Last year, Arkansas, Illinois, Kansas, Mississippi and Montana sought to coordinate their attorneys general actions over insulin prices in Mississippi’s Southern District.

They asked to exclude the consumer class action, citing “material differences” in the claims, which don’t name pharmacy benefit managers. Lawyers in the consumer class action also referenced the pending Eli Lilly settlement. On Aug. 3, the U.S. Judicial Panel on Multidistrict Litigation sent the cases to Martinotti.

As the multidistrict litigation started up, about a dozen states, including Arkansas and Mississippi, intervened to object to the Eli Lilly settlement. They raised two concerns: the potential releases of the states’ claims, and the settlement’s “phantom consideration,” particularly given that Eli Lilly, on its own, had already agreed to cap insulin prices at $35 per month.

Plaintiffs lawyers, however, insisted that Eli Lilly’s $35 price for four years had an estimated $500 million value.

In support of the settlement, Eli Lilly noted in court papers that it had no legal obligation to keep offering the $35 price.

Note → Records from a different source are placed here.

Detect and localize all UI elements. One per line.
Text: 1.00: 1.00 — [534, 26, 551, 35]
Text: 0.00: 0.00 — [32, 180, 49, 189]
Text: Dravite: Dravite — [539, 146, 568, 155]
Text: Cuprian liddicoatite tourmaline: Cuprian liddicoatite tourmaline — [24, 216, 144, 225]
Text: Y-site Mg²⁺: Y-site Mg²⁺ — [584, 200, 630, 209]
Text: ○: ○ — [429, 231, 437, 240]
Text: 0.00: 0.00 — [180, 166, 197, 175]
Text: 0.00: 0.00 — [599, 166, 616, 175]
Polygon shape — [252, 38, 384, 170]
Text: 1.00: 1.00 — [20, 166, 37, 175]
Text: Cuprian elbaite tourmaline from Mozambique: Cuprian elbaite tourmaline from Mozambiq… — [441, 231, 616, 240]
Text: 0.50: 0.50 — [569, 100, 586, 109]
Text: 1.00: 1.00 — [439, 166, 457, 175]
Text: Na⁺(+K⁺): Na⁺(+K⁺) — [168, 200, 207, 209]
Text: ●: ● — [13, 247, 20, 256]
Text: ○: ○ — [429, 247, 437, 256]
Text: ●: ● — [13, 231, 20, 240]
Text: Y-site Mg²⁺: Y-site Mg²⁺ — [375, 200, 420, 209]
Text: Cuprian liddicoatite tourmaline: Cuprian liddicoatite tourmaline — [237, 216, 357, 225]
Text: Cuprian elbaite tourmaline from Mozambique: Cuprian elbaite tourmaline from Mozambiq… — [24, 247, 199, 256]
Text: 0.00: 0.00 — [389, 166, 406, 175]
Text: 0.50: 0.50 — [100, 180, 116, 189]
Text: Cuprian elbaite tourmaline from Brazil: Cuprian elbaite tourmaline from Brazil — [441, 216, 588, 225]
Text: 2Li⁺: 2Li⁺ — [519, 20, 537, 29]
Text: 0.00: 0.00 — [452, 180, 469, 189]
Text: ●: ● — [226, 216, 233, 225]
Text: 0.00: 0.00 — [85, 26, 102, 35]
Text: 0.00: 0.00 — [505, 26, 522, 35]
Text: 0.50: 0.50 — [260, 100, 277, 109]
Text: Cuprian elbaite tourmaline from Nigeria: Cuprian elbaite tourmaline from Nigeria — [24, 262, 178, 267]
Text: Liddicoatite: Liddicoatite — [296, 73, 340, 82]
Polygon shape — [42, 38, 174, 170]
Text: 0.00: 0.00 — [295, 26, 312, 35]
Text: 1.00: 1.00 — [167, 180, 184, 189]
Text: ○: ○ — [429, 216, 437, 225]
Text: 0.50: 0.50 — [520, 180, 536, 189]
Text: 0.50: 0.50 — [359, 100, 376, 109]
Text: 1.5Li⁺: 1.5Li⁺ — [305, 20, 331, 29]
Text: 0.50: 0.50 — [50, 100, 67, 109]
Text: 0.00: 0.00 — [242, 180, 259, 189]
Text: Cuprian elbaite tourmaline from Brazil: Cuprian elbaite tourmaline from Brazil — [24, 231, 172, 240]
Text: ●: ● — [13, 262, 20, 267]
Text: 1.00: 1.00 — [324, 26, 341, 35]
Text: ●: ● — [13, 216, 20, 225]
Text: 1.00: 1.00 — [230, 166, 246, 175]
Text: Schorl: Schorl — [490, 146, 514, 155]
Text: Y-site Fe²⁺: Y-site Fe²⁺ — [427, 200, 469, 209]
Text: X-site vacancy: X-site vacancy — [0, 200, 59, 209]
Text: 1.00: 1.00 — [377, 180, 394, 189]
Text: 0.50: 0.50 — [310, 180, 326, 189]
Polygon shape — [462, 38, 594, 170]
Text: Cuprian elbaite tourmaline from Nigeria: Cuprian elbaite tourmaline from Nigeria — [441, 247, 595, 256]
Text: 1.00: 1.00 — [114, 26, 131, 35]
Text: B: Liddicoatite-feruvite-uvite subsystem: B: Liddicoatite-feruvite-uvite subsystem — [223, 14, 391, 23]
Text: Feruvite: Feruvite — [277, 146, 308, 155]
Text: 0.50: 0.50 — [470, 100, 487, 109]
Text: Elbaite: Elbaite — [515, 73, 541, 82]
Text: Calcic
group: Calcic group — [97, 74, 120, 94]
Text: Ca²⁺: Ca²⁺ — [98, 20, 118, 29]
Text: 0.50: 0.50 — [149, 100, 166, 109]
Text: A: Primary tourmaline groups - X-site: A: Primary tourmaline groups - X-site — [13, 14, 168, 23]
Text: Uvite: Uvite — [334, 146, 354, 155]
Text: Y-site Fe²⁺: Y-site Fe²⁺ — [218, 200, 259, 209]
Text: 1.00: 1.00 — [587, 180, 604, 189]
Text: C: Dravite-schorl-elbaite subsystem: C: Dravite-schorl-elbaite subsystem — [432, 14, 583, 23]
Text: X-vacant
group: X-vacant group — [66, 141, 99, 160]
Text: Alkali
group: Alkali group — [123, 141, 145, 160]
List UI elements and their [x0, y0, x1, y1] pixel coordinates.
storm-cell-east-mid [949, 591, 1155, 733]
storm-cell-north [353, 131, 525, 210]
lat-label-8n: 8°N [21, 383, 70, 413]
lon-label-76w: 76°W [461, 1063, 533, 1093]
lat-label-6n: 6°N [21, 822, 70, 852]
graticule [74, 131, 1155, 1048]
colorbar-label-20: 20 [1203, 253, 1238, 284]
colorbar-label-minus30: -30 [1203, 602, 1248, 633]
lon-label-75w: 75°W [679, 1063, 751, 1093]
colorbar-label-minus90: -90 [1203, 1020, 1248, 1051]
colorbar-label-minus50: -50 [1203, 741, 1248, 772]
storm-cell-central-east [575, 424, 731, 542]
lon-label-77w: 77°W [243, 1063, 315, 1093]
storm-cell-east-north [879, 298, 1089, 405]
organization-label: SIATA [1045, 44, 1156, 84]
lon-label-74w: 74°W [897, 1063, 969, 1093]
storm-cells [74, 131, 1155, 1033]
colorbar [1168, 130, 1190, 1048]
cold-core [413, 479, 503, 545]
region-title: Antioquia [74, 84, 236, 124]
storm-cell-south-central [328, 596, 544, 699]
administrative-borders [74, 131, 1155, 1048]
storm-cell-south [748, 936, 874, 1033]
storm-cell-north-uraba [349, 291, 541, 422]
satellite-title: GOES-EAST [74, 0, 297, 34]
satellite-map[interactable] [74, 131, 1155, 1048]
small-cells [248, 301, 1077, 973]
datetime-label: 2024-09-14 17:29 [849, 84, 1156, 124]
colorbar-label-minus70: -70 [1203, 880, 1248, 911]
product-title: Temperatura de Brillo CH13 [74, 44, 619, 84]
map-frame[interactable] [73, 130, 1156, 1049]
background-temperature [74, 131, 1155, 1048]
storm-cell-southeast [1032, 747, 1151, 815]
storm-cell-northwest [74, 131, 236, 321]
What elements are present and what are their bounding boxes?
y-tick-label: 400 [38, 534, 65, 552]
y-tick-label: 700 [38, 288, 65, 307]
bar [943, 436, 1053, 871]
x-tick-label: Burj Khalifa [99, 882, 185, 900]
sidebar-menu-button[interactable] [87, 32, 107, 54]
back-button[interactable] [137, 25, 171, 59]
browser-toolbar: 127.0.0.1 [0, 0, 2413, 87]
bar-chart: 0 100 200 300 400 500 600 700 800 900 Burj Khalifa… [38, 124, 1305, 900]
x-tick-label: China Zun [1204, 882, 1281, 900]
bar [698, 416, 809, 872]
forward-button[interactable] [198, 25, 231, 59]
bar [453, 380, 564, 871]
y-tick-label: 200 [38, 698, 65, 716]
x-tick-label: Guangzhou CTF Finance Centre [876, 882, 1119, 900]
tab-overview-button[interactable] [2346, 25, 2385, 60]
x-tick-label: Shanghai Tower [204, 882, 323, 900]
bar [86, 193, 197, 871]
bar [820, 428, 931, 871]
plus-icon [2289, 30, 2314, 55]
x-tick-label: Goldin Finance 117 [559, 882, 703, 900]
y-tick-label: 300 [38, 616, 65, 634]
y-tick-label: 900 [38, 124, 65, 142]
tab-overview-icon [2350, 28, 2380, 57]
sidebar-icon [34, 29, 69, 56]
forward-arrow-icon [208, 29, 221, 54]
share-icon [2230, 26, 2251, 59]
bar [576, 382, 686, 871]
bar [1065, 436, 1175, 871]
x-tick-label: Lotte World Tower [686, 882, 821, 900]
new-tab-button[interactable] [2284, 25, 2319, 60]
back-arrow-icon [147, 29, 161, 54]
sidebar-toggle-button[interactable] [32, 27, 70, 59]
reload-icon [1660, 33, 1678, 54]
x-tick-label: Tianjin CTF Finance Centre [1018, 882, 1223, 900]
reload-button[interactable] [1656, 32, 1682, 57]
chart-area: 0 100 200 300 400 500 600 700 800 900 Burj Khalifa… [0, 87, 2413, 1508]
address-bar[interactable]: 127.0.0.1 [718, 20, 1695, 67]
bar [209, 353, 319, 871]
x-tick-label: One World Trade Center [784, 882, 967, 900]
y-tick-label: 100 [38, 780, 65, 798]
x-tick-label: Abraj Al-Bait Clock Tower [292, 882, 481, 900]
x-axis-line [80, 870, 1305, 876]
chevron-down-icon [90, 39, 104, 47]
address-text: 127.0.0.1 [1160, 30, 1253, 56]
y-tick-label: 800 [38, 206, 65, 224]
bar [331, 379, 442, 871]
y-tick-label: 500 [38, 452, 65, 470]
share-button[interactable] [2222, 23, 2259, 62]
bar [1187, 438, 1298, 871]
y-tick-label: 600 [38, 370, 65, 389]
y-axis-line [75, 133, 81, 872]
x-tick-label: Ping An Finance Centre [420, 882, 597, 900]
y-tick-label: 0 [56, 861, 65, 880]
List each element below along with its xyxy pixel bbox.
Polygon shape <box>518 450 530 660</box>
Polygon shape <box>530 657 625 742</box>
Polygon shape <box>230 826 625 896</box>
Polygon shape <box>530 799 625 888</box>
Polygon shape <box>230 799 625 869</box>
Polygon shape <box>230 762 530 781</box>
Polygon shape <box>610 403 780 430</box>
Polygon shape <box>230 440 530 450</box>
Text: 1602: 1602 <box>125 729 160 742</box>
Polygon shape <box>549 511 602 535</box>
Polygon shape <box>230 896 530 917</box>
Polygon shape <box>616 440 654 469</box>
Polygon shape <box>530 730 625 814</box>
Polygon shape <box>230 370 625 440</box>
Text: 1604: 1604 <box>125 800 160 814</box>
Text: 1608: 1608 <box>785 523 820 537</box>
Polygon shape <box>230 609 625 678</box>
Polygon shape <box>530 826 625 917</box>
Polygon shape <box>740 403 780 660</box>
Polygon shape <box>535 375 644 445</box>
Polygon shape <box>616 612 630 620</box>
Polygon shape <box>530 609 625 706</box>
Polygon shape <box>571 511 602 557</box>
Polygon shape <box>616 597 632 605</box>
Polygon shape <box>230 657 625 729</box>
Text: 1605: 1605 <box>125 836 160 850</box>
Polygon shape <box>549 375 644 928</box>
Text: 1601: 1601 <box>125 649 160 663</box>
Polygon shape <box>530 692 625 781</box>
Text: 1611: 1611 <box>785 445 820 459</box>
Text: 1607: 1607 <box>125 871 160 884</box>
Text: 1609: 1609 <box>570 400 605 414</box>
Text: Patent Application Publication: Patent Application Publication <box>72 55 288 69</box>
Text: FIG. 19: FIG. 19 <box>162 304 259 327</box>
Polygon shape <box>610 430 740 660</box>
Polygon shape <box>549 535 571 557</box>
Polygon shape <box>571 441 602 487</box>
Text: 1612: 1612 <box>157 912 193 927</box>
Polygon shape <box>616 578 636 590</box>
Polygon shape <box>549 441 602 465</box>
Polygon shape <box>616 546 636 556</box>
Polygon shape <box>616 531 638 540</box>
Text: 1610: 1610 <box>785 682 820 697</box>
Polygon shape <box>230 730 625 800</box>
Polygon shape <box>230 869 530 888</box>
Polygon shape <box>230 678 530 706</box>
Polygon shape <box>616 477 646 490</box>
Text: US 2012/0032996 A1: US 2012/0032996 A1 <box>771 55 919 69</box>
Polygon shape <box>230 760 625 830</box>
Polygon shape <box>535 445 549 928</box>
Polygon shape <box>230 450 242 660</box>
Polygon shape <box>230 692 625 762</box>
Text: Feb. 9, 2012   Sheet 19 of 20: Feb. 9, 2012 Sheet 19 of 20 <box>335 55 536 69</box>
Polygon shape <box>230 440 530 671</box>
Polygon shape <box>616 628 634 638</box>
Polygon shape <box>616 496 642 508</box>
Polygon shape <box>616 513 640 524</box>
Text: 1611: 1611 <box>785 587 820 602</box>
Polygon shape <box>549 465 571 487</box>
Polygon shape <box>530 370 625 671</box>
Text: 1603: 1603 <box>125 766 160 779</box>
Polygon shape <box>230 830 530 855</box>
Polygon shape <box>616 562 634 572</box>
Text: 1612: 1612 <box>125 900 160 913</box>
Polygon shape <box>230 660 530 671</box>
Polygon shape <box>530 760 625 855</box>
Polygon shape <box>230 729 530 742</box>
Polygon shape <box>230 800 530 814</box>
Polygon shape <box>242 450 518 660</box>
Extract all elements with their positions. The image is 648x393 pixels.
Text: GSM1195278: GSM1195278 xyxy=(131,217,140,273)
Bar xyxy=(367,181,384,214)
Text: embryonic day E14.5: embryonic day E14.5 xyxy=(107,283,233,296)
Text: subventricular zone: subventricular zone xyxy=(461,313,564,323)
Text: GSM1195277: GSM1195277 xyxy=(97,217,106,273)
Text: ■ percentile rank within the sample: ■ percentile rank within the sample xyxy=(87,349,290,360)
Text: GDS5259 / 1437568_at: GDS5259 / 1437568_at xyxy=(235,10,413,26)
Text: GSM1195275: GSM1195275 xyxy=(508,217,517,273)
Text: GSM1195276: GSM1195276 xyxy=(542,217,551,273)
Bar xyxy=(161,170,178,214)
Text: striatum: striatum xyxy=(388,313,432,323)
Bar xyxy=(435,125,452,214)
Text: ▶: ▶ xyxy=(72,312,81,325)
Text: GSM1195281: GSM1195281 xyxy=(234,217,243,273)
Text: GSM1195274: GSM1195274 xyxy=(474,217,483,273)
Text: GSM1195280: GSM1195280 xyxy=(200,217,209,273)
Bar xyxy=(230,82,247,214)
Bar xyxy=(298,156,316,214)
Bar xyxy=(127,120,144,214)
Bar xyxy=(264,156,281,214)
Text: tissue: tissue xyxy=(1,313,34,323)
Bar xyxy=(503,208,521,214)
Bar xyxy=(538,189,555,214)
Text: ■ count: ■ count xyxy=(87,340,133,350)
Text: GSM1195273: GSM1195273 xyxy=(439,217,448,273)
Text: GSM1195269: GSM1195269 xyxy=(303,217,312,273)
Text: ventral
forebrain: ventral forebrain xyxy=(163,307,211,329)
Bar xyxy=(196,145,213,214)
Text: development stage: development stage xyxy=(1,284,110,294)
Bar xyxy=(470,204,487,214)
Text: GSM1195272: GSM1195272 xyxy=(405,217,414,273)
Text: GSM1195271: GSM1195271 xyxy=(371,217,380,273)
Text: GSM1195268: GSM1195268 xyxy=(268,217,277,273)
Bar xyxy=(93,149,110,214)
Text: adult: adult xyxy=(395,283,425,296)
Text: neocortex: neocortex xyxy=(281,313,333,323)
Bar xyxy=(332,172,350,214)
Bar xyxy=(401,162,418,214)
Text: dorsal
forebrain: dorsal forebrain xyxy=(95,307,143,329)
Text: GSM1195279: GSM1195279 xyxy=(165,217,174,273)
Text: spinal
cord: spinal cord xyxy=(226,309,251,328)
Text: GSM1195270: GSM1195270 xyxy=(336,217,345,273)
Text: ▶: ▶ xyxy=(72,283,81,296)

“But, through this settlement, plaintiffs have secured a guarantee that this offering will remain in place, regardless of changed market conditions, Lilly’s competitors’ actions, or any other business factors,” wrote Eli Lilly attorney Melissa Geist of Reed Smith in Princeton, New Jersey.

Geist added: “A legally binding obligation to continue an affordability solution that is currently saving patients $20 million per month is not ‘phantom’ consideration, especially considering that plaintiffs’ case rests on novel legal theories no court has ever endorsed and fully explored through six years of litigation and discovery.”